McDonald’s trims plans to sell parts of Asian operations

McDonald’s has downsized plans to sell parts of its Asia franchise after failing to find a suitable buyer in South Korea. The world’s largest fast-food retailer has a stringent list of terms for the deal, including keeping management and existing suppliers in place for a period of time in the hope of protecting the brand.

Potential buyers balked at those demands, and prompted the decision to cut the country out of the current deal, said two people close to the matter.

McDonald’s also plans to take a minority stake in the sale of the franchise in China and Hong Kong of up to 25 per cent, in an attempt to exercise greater control over the business that has in the past suffered from food safety scandals.

The changes to the deal, which is near closing, with China’s Citic Group Corp and US private equity house Carlyle as the buyers, would reduce the size of the transaction to between $1bn and $2bn from what was originally expected to be as much as $3bn.

The deal could close by the end of the month, said one of the people close to the deal.

The sale of the 20-year franchise of 2,400 stores in China and Hong Kong has forced McDonald’s to strike a balance between reducing its exposure to China while also protecting its brand in the region.

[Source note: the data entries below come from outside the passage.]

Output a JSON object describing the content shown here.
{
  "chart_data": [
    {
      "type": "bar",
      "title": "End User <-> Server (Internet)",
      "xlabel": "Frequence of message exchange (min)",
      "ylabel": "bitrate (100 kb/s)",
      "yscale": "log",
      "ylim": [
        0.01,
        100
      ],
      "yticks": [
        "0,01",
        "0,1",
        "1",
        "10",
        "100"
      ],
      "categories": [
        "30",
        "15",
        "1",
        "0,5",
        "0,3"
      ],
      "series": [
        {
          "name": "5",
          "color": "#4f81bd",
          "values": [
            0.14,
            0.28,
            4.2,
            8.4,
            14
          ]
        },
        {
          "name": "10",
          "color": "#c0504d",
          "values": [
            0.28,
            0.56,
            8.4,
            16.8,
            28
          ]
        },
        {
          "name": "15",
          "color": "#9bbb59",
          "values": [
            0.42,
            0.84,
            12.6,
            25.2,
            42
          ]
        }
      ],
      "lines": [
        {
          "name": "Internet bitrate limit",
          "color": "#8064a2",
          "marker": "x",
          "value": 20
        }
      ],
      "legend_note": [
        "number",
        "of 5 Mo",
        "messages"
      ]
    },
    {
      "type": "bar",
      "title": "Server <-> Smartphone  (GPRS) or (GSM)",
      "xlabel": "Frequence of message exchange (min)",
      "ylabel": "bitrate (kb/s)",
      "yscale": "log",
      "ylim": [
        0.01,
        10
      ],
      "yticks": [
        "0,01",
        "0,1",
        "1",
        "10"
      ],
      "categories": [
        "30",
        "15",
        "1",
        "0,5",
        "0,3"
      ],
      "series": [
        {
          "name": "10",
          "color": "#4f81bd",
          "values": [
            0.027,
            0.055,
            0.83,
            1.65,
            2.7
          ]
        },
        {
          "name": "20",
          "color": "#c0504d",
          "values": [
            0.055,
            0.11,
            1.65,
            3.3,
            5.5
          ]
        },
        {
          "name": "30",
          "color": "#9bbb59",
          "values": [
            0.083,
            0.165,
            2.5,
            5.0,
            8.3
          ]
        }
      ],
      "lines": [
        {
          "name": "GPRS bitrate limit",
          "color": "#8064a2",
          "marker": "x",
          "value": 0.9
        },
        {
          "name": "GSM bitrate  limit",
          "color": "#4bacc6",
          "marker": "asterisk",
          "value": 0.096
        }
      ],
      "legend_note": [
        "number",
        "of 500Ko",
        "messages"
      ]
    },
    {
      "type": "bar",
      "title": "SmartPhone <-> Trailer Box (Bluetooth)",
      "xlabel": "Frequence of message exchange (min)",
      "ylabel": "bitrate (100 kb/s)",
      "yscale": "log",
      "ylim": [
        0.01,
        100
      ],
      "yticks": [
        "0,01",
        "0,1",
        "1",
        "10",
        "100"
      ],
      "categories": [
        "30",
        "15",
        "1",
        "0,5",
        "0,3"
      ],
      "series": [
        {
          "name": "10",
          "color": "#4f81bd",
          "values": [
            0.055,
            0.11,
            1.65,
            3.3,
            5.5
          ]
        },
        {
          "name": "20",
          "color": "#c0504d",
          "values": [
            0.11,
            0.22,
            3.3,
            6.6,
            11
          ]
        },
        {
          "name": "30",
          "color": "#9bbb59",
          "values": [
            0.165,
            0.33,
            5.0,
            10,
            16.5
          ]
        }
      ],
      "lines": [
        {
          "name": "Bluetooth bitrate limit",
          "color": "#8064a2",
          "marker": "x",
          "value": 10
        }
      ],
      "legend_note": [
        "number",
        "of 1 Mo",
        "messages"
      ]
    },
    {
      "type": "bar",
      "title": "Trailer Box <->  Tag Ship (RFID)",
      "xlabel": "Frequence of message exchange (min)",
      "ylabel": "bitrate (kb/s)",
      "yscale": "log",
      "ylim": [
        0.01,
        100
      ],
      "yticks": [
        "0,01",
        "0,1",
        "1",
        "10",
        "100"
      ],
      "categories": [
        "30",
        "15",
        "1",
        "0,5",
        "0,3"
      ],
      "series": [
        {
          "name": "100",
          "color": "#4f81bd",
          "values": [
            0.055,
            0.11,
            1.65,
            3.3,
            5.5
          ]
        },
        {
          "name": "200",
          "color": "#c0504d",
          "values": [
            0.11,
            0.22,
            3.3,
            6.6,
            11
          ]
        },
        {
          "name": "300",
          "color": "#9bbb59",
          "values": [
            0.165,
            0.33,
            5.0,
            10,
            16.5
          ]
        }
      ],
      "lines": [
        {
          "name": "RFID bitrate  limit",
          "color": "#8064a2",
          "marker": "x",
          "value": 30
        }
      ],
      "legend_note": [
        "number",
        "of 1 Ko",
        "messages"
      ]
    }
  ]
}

The deal attracted several Chinese bidders but people close to the process said the company turned many of them away because they were not deemed suitable to run the operation. The list of bidders included Sanpower Group, the owner of UK retailer House of Fraser, as well as Cinda Asset Management, a state-run bad-debt investor.

The terms of the deal were unappealing to some of the private equity funds that originally were interested because McDonald’s has insisted the franchise not be publicly listed. Some private equity investors hoping to squeeze value out of the franchise considered terms such as maintaining management and suppliers for two years oppressive.

US private equity house TPG, which partnered with Chinese retailer Wumart Stores, dropped out of the process at an early stage, followed later by Bain Capital and Shanghai-based partner GreenTree Hospitality.

Yum Brands, which is nearly double McDonald’s presence in China, struggled with similar problems earlier this year.

Yum Brands spun off its China business in a New York Stock Exchange listing in October with China-based private equity fund Primavera Capital and Ant Financial Services, an affiliate of Alibaba, taking a $460m stake in the operation.

One investor has raised concerns about McDonald’s Latin American partner’s performance and whether McDonald’s would face similar issues in Asia by stepping back from operations on the ground.

CtW Investment Group, which has a 0.2 per cent stake in McDonald’s and is affiliated to a federation of unions representing more than $250bn in assets, wrote to McDonald’s earlier this year citing worries over corporate governance at the fast-food chain’s master franchiser in Latin America, Arcos Dorados, which it says is hampering the chain’s performance in the market.